How that will look, though, is up in the air as of now, said Brian Picken, the assistant airport manager and point man for transportation in town.
Picken said he and the Eastern Sierra Transit Authority (ESTA) have been asked to slice the transit budget by 10 percent.
Outside of that, though, neither Picken nor John Helm, of ESTA, could say what that might mean, according to remarks before the town’s Mobility Commission on Tuesday.
“There are certainly drawbacks to all potential reductions and modification options,” Helm said.
Most likely, he said, there would be in a reduction of hours of operations on some routes. No one is considering stopping routes altogether.
Neither Picken nor Helm advised some sort of fare system going into effect—an option that commissioner Eric Wasserman put on the table.
“There are a number of options that can be looked at,” Helm said. “But the community in general and council in general don’t want to go in that direction necessarily.
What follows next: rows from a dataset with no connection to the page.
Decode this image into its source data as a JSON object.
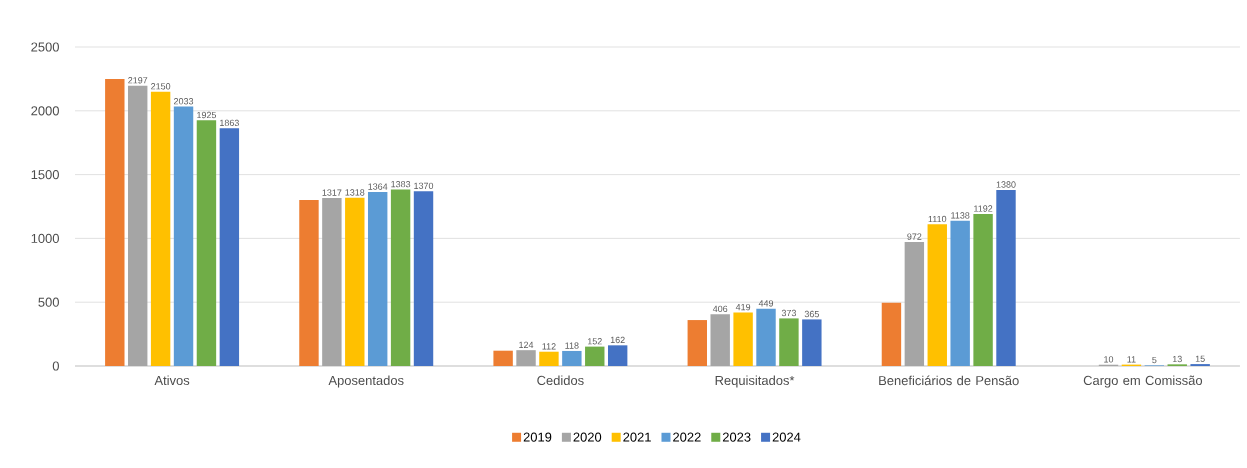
{
  "chart_data": {
    "type": "bar",
    "categories": [
      "Ativos",
      "Aposentados",
      "Cedidos",
      "Requisitados*",
      "Beneficiários de Pensão",
      "Cargo em Comissão"
    ],
    "series": [
      {
        "name": "2019",
        "color": "#ed7d31",
        "values": [
          2250,
          1300,
          120,
          360,
          495,
          null
        ],
        "value_labels": [
          null,
          null,
          null,
          null,
          null,
          null
        ]
      },
      {
        "name": "2020",
        "color": "#a5a5a5",
        "values": [
          2197,
          1317,
          124,
          406,
          972,
          10
        ],
        "value_labels": [
          "2197",
          "1317",
          "124",
          "406",
          "972",
          "10"
        ]
      },
      {
        "name": "2021",
        "color": "#ffc000",
        "values": [
          2150,
          1318,
          112,
          419,
          1110,
          11
        ],
        "value_labels": [
          "2150",
          "1318",
          "112",
          "419",
          "1110",
          "11"
        ]
      },
      {
        "name": "2022",
        "color": "#5b9bd5",
        "values": [
          2033,
          1364,
          118,
          449,
          1138,
          5
        ],
        "value_labels": [
          "2033",
          "1364",
          "118",
          "449",
          "1138",
          "5"
        ]
      },
      {
        "name": "2023",
        "color": "#70ad47",
        "values": [
          1925,
          1383,
          152,
          373,
          1192,
          13
        ],
        "value_labels": [
          "1925",
          "1383",
          "152",
          "373",
          "1192",
          "13"
        ]
      },
      {
        "name": "2024",
        "color": "#4472c4",
        "values": [
          1863,
          1370,
          162,
          365,
          1380,
          15
        ],
        "value_labels": [
          "1863",
          "1370",
          "162",
          "365",
          "1380",
          "15"
        ]
      }
    ],
    "ylim": [
      0,
      2500
    ],
    "yticks": [
      0,
      500,
      1000,
      1500,
      2000,
      2500
    ],
    "grid": "y",
    "legend": "bottom"
  }
}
And with the lawsuit, they (the Mammoth Lakes Land Acquisition) may want that money.”
Currently the budget for town transportation is $19,540 a year. There are some state and federal funding grants ($464,000) and a town commitment of $719,000 in TOT monies.
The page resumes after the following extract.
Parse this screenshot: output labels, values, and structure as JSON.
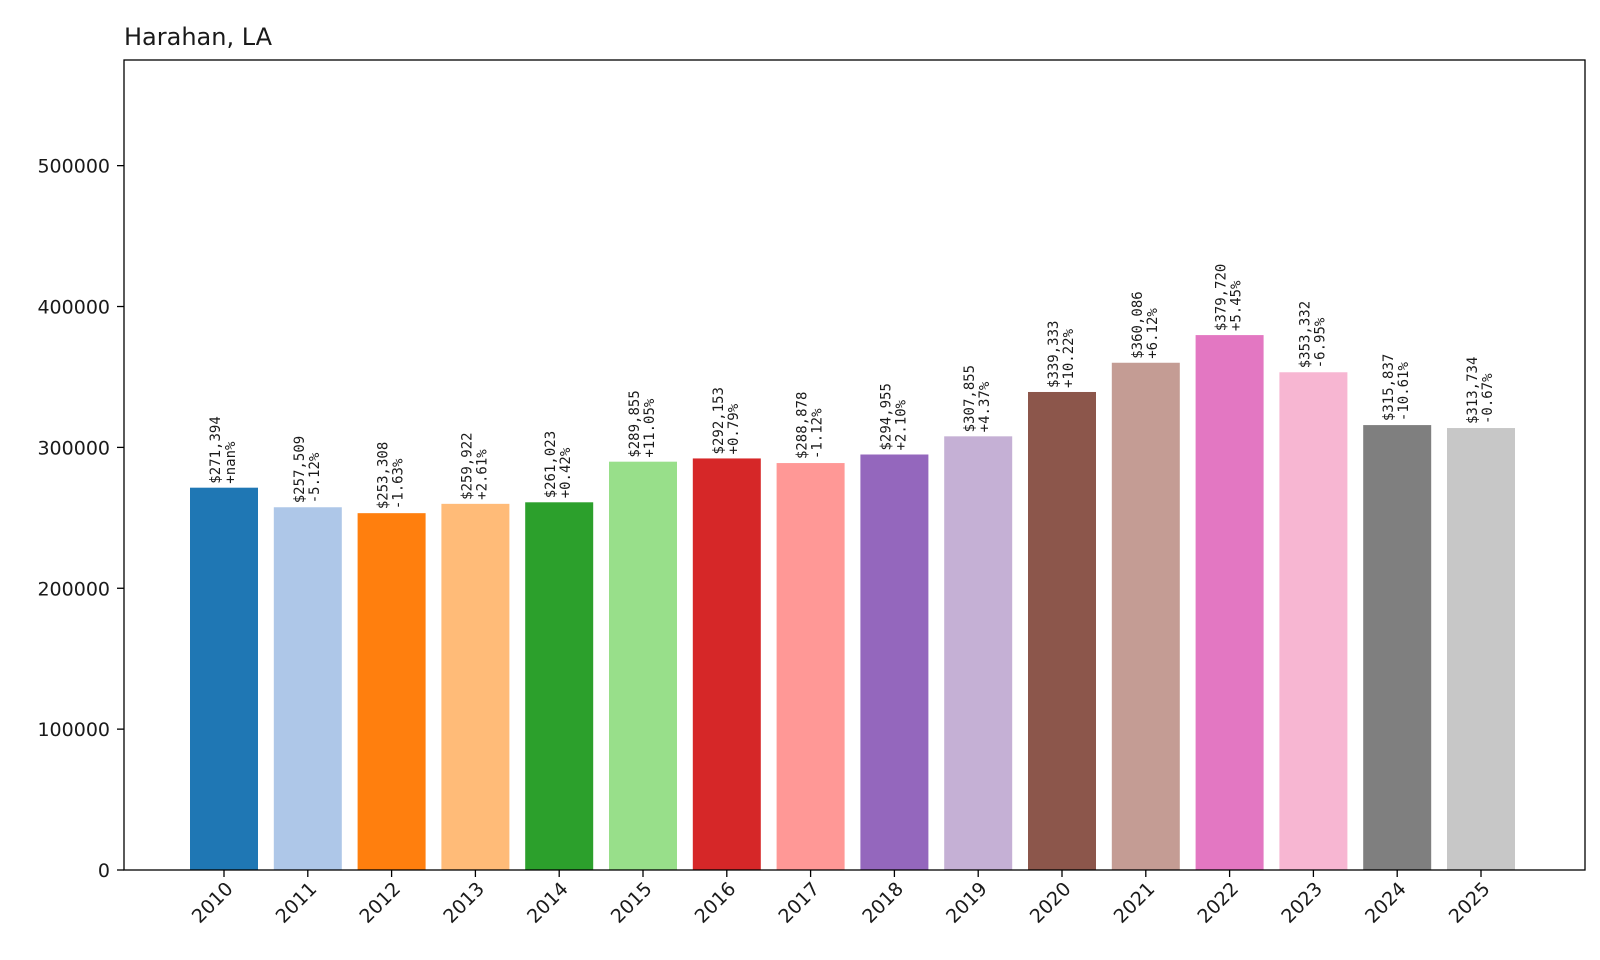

The biggest part of the budget goes to the summer and winter trolleys. The summer trolley, plying Old Mammoth Road and Main Street, and the winter trolley, on the same route, eat up about $5,000 of the budget combined.
Helm said it would be possible to shave hours of operation from the morning and evening routes, as well as taking a look at the other bus lines in town.
The commission took no action on the matter, since it was not an action item, nor was it on the agenda.
Rather, the two showed up to give the commission a heads-up for its next meeting, in May, where the transit issue will come up.
“It isn’t an affirmed reduction at this time,” Helm said. “At next month’s meeting we’ll have more specifics. Our intent today was to brief the commission on what’s coming up.”